While contributing a minority of the funds itself, the Gates Foundation has contributed, to my understanding, a great deal to the reality of this shared fundraising commitment among world governments. It’s not enough, but it’s about 15-20x what the foundation has done on its own and unprecedented in the context of previous pandemics. Now, your post is asking why the foundation hasn’t done even more. I doubt very much that it’s because of equity considerations; it seems much more likely that it just didn’t want to take away too much from its core programming; its longstanding fights against polio, TB, malaria, etc., have faced significant setbacks from being overshadowed by COVID, and it’s generally quite difficult for foundations to radically shift their programming in a short period of time. A statement from the foundation at the above link provides some clues here:
“We are increasingly focusing the expertise of our staff and leveraging our partnerships”—i.e., instead of giving money. I think Gates concluded, reasonably so, that the foundation could have more impact trying to get governments to give more than taking away from its own investments.

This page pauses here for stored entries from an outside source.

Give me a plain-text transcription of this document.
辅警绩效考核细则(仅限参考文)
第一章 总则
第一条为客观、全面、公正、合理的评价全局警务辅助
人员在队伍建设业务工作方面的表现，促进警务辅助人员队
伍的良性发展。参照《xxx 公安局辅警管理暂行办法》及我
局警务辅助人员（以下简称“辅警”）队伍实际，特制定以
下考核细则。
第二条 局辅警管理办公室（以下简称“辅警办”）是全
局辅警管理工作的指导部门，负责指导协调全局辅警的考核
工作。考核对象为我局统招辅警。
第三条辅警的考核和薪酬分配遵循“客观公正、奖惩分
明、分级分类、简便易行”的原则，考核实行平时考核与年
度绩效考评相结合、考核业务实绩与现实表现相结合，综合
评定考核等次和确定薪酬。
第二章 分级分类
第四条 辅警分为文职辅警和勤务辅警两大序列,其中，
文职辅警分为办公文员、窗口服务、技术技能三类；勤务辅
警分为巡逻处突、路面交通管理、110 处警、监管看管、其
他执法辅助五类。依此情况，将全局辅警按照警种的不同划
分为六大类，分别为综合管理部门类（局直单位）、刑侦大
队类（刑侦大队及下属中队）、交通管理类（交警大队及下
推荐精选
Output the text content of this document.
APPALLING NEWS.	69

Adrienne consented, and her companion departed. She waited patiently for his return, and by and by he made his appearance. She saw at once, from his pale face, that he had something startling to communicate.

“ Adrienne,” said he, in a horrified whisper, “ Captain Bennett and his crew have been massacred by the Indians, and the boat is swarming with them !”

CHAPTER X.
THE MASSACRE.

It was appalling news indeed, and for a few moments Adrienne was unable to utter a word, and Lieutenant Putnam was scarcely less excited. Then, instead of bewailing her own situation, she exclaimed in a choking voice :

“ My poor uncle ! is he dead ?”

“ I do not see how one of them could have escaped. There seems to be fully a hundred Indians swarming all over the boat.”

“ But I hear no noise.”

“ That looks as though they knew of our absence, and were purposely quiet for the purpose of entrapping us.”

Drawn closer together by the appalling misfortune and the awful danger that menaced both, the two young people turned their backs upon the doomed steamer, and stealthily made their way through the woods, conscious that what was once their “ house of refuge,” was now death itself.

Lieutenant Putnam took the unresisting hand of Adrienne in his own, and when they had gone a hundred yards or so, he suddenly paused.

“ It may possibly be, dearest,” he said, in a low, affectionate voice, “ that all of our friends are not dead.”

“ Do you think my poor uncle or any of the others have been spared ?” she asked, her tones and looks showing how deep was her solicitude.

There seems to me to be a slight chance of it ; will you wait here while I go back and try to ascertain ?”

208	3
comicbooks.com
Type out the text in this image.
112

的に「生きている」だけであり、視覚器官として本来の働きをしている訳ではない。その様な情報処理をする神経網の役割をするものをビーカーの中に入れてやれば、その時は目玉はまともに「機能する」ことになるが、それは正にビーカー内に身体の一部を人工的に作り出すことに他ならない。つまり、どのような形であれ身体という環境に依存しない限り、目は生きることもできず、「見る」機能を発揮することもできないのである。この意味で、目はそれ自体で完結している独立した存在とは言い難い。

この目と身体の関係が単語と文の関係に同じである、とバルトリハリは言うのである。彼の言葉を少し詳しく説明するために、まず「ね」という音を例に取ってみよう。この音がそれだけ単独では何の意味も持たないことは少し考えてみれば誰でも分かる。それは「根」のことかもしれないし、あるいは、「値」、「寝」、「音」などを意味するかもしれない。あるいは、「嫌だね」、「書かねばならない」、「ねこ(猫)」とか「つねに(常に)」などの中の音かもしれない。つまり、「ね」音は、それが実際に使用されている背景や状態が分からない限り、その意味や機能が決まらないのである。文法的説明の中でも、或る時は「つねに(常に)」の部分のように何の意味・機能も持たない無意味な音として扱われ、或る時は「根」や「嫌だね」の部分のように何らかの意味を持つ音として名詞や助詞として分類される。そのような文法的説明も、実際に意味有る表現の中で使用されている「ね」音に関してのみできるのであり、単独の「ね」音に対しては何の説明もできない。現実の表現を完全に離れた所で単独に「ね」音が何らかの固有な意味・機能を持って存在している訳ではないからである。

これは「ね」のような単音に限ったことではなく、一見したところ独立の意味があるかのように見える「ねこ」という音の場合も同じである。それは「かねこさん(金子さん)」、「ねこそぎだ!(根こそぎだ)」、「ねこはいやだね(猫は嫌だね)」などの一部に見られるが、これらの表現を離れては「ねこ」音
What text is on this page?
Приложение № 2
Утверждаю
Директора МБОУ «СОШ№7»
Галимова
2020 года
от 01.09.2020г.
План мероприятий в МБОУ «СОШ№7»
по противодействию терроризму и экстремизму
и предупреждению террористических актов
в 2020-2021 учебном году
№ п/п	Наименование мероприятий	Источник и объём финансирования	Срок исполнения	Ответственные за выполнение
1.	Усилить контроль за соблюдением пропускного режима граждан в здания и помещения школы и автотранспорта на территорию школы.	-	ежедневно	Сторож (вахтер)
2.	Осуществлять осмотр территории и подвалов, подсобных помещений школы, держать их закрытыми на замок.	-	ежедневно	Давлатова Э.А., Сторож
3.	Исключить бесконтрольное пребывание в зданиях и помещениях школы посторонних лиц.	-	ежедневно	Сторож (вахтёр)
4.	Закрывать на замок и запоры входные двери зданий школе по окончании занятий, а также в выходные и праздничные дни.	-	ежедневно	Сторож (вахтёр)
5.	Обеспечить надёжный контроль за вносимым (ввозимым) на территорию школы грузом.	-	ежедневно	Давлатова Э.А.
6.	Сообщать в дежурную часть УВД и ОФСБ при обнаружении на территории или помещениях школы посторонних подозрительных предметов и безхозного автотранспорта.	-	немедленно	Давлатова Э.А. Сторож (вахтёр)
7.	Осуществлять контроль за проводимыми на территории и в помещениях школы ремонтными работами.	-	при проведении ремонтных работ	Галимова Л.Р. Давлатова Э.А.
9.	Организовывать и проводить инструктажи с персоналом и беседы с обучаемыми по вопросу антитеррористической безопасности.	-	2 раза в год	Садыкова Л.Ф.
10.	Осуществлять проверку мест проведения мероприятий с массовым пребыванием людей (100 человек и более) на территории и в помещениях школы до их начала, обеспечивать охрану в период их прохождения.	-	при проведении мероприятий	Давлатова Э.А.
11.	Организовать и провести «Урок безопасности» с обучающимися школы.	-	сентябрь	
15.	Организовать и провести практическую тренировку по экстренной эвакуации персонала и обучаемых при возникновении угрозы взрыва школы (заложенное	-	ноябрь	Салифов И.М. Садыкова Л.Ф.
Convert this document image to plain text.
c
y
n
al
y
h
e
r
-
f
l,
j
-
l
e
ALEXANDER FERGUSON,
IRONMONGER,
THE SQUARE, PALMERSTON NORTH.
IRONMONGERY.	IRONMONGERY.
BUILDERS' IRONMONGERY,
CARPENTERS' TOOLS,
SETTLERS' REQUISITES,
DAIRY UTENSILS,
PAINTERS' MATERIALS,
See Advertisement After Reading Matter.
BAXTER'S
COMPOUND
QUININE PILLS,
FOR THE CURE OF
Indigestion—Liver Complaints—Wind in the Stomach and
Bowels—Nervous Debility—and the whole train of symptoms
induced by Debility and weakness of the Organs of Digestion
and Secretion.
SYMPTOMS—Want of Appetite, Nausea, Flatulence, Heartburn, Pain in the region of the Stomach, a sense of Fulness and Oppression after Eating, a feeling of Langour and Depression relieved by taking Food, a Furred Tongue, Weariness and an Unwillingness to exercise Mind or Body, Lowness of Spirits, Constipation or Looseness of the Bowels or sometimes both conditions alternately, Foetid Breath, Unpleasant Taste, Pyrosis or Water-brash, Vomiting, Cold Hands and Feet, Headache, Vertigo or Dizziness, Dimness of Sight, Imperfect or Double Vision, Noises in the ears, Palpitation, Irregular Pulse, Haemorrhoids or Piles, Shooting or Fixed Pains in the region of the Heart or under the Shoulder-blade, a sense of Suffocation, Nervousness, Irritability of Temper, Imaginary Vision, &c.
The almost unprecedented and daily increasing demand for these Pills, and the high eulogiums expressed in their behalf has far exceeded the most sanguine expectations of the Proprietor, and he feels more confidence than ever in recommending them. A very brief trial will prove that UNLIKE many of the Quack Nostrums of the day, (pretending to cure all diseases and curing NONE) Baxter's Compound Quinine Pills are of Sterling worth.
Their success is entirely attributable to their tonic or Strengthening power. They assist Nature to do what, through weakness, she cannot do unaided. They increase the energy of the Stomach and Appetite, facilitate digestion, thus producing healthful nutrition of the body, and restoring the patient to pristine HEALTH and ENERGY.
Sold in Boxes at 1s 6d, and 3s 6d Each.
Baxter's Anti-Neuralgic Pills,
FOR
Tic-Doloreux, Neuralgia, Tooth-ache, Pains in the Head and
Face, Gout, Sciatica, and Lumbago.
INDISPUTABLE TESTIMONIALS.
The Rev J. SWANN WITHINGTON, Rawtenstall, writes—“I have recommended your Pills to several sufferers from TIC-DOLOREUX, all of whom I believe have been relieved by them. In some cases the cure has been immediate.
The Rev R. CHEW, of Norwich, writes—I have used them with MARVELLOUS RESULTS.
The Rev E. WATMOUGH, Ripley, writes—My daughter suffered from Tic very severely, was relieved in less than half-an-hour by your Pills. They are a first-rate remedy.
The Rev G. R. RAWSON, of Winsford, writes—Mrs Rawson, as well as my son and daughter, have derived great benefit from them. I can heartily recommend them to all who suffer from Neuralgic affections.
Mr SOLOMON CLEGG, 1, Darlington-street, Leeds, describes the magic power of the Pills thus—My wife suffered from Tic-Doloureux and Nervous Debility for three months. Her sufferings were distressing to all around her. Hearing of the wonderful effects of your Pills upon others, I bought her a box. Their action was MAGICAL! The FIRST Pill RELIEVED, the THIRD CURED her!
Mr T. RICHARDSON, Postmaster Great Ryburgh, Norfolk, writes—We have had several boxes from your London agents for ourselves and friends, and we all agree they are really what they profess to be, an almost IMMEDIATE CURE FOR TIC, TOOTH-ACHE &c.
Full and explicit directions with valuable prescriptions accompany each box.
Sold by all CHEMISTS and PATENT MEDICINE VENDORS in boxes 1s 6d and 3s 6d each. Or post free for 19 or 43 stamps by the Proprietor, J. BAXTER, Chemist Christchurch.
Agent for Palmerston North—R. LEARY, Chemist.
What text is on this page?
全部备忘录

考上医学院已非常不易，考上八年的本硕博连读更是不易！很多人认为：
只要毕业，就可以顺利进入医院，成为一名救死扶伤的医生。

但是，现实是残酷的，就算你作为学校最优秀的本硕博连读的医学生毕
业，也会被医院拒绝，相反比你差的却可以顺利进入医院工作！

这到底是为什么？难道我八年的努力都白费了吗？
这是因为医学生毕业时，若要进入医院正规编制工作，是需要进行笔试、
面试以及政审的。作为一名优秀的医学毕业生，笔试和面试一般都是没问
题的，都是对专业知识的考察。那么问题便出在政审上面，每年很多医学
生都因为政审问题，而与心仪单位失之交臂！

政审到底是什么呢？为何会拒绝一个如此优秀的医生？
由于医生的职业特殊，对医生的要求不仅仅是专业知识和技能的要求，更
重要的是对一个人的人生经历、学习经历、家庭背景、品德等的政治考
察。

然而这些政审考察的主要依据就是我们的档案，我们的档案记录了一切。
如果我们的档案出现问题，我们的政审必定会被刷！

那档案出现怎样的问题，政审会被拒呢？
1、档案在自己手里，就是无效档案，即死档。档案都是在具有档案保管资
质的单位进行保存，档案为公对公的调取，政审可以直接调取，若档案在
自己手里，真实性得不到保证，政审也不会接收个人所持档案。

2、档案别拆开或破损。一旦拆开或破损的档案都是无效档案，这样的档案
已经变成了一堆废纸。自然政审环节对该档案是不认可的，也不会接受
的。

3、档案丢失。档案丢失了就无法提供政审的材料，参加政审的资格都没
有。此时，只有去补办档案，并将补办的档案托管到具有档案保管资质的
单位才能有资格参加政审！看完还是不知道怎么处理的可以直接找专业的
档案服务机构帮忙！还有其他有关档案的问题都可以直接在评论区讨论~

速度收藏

With that being said, your core argument that Gates could have done more still stands. The US government certainly could have done a lot more. And so could have the Europeans. It is indeed quite puzzling that vaccine production and distribution attracted so much less investment than economic supports across the world, despite their obvious importance. It seems like the global coordination on vaccines we saw last year represented a major step forward from past practice, but is still far away from what would be ideal.